The third type is the so called Ventilated Improved Pit latrine (VIP). Often burnt ash is added to the smaller types to reduce the putrid smell. A small majority of the urban population in Gambia, about 55% (2007 est.), have now moved away from Pit latrines and are now using flush lavatories with septic tanks which are emptied periodically of solid waste.

It is very important when building one in the rural areas to keep it at least 15 metres away from the nearest borehole or well and should be at least 3 metres deep. Some Gambians build 2 latrines next to each other and when one is full it is covered over and the other is then used. When both a full the first can be re-opended and the formerly human waste is now compost which can then be used in the farm as fertiliser.

Meaning of Toilet & Bathroom:
To avoid confusion when you need to relieve yourself, use the word “toilet” to express both the object and its abode. The word “bathroom” is quite literal in The Gambia—it is the place you go for a bath. If you say bathroom when you desperately need a toilet, you are sure to be in trouble! In urban areas, toilets are most common in business and hotels; up-country, a hole in the ground, lined with cement (called a pit latrine) is usually the way to go. Beware that most toilets do not function correctly in except in the most upscale of establishments. If you will be away from the hotel for a few hours, it is advisable to bring your own toilet paper, as Gambians use water and their left hand.

Composting Toilets:
From Mandina Safari LodgeIn some of the eco-lodges they are now using composting toilets as a more environmentally friendly way of disposing of human waste and conserving on water supplies as well as minimising detrimental impacts on the local ecology.

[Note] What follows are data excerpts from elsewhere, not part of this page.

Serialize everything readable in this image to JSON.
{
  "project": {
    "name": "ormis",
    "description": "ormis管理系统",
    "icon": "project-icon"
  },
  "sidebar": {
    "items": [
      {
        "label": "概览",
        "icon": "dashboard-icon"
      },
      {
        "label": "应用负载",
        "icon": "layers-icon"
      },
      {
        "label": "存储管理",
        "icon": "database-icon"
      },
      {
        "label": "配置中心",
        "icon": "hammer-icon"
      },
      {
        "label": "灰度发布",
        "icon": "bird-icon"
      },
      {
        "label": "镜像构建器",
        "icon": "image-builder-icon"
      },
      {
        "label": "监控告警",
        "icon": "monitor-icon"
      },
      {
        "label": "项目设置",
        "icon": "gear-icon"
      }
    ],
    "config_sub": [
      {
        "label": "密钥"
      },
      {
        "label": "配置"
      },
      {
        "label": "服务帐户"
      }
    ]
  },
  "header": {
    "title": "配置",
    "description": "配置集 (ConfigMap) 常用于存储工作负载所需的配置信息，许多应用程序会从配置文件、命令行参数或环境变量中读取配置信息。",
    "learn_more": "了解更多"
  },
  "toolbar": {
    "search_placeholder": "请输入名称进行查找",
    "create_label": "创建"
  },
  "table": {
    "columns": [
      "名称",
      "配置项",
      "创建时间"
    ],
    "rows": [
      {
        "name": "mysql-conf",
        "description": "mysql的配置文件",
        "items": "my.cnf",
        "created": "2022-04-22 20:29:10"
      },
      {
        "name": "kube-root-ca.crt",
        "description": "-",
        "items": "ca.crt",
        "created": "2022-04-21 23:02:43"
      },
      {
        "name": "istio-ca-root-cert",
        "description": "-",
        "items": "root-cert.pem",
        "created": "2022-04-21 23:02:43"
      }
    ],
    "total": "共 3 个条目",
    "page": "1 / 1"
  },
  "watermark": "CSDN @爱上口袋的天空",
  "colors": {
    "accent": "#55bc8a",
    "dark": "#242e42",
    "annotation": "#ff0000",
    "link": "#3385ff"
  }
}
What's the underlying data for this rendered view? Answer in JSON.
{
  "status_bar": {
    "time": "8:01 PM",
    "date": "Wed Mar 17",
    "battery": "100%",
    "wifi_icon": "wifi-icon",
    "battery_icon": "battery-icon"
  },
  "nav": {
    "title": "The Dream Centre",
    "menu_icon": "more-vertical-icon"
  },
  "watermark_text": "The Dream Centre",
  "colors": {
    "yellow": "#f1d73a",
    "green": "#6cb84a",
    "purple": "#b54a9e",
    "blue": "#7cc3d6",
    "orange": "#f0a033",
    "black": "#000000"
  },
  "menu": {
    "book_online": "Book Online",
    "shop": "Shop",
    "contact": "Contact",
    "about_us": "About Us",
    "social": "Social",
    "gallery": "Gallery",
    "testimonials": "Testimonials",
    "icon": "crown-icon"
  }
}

WC's / Flush Toilet Lavatories:
The Gambia's toilet and bathing facilities in and around the hotels and tourist areas are usually of a decent standard where you will normally find soap and toilet paper being supplied. This is not always the case with some night clubs so do be prepared and carry extra tissues with you when going out. As a general rule the more local the place the dirtier the toilets.

Bathing Local Style:
In the rural areas the vast majority wash using a water filled steel or plastic bucket, soap and a loofah (loofer) made from the dried fibres of the baobab, Adansonia digitata, which is a sour gourd called booy. In the Kombos people either use the bucket style or showers. It is virtually unheard of for a Gambian to lie down in a bathtub full of water and bathe ones-self. The loofer is called Njampeh which is pretty tough on the skin.